When the time is up I blow two short blasts on my whistle and use the “Stop, look, listen” technique mentioned above.
“When I say go, I would like you to clean up your space remembering to take care of our things, push in your chair and take a spot on your dot. Walking feet, go.”
Once the students are seated I tell them that we are going to look at apple experiment we started earlier this morning.
“Boys and girls we are going to take a look at our apples that we placed on the shelf. Just before we do that can anyone tell me one of the liquids we are testing on our apples?”
I select a student who is following the classroom protocol of raising their hand.
“Nice recall Ashleigh; lemon juice. What is another liquid we are testing?”
Once I again I select a student who is raising their hand.
“Yes Noah; we used water. And our last liquid?”
I select another student.
“You are absolutely right Colin; milk. What about the last piece of apple?”
I select another student.
“Well done Nate; we did not do anything to that apple. Can someone tell me why?”
I select a student I know who will give me a correct response because I do not want other students to become confused.
“Fantastic Finneas; this apple is our control. Our control tells us what happens when we do not do anything. This gives us a base to compare our results too.”
“Now let’s take a look at our apples.”
I bring the tray down and we discuss what we observe. We compare each of the apple slices to the control we set up. Based on what we observe we draw our conclusions and I ask the students to come up with possible explanations.
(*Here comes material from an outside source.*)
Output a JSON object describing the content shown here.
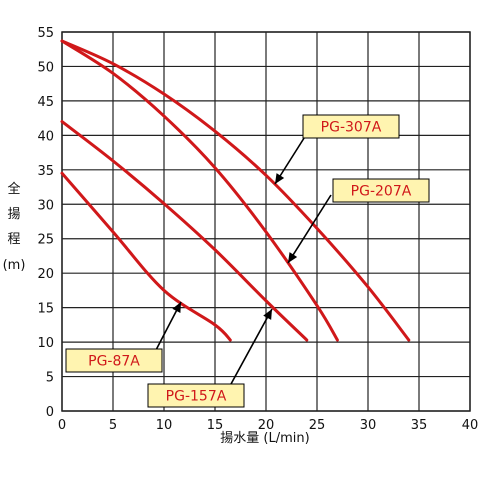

Once the students have exhausted their ideas I explain to them, “Oxidization can be prevented or slowed down by not allowing oxygen to get to the surface of the fruit. You can do this in many ways. You can cook the food which heats up the food and stops the enzymatic reaction; you can cover the food to stop air reaching the food, which is what we tested at our container station; and finally you can alter the pH balance on the fruit surface by making it more acidic which also stops the enzymatic reaction.”
“Now that you have all seen the results and made your conclusions based on your observations, I will use the fair sticks to pick students to tell me which liquid they think is the best one to stop an apple going brown. Once you have told me which one you think is best you may use the hand sanitizer and go get your snack.”
I use the fair sticks to determine the order of the students. Dismissing the students this way means I control the flow of students from one area of the classroom to the other.
I use this exit process as a way for the students to analyze what they observe and explain what the results are. During integrated work station time the students’ experienced different activities which involved the oxidization process and different ways to set up a “fair test.” Now the students can assess the results of a “fair test” and make conclusions based on their observations.
In order to assess if my students have successfully understood and retained the information presented in the lesson I evaluate each student by providing them with a task the next day for morning work. For this assessment I write the following question on the morning work board, “What is one way I can make a “fair test? Draw your answer.”
Because of the complexity of the question I have the students draw rather than write. Once the student has drawn what they believe a fair test may look like, I have the student bring his/her work over to me and discuss what they have drawn. I will act as a scribe and write what the student tells me directly into his/her journal as an anecdotal record.